My Twenties, Before and After

First off, I want to apologize for the previous post-apparently, I had a LOT to say about remodeling. Secondly, my obsession with my aging face has put me in a funk. I think about it so often I've practically solidified a false sense of myself. I swear I look like an old leathered hag walking the streets of town.
It's funny how life works: From the day I could speak, I became focused on growing older, gaining more independence, more responsibility. To be old enough to have my ears pierced, my driver's license, the privilege to walk into a bar. Wrinkles and arthritis never crossed my mind. And then, when I turned 21 I had the world on a plate, my skin was dewy and taught, my body spry, my chest full and firm. And for exactly 9 years, I stopped wanting to be old. I just wanted to be.

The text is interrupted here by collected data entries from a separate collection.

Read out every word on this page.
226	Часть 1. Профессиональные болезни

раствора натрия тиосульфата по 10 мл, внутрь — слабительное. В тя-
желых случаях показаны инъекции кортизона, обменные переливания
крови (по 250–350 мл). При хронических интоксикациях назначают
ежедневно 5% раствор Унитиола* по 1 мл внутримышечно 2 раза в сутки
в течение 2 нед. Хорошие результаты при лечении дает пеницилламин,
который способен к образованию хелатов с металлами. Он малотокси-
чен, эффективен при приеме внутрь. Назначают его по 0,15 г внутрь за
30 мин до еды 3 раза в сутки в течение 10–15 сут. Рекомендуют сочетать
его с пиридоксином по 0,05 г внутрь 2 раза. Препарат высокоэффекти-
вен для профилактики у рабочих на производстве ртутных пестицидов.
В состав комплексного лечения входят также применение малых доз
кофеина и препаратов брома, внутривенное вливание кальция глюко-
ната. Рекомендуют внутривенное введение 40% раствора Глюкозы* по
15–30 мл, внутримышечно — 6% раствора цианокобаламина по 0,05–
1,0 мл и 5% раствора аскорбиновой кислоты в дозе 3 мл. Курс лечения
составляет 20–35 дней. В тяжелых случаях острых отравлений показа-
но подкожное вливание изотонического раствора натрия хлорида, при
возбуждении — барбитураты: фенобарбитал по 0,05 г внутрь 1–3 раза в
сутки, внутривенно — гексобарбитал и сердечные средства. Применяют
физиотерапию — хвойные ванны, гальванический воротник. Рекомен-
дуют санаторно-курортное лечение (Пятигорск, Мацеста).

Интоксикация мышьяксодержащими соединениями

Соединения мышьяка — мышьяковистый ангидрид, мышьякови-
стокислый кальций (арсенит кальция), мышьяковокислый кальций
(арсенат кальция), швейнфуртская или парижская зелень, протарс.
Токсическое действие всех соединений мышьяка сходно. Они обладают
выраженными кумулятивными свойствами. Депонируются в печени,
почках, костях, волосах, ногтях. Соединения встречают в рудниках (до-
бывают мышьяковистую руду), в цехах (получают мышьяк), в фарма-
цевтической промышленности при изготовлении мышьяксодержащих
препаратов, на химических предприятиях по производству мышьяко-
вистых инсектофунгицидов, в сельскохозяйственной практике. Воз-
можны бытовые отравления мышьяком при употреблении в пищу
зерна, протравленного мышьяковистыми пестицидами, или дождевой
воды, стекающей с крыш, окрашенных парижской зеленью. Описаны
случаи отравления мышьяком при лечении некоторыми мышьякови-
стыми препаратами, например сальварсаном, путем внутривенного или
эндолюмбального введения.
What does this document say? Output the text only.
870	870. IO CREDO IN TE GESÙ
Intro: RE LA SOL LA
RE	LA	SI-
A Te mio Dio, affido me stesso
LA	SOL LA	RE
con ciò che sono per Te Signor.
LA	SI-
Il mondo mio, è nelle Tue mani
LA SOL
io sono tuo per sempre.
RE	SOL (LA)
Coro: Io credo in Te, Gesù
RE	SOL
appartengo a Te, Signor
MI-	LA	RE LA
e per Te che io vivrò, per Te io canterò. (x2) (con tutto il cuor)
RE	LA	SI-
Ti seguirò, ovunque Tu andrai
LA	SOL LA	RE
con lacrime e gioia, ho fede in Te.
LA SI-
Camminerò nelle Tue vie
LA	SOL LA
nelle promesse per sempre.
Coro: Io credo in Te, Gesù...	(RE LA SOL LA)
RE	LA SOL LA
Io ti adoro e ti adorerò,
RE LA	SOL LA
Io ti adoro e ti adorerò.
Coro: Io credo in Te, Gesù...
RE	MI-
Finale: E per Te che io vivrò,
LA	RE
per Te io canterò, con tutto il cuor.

When I reached 30 I analyzed my life again, my face, my body. And suddenly, I was looking back instead of ahead. No longer aching for the next step, I was moving forward with my neck strained to see all that was behind me. And after 2 years of this 30 something life, I'm trying to figure out how to recapture the skin I had in my twenties because I'm a realist. I know I can't recapture my unbridled optimism, or the firmness of my boobs (without a hefty price tag), I am well aware of the impossibility of renewing my naivety, or my flat stomach. But I can strive for the skin of youth. And forever after, I shall recall the face of my twenties.
And so it goes, we are born, we climb the mountain of our youth to capture the best of ourselves after only two decades. And then we begin the unavoidable slide down a long and slippery slope of life for the next umpteen decades. Our intellect may improve, our social mores refined, but forever after we shall work towards the physical image of our twenties.
And now I shall spend the rest of my day in bed because I've completely depressed myself.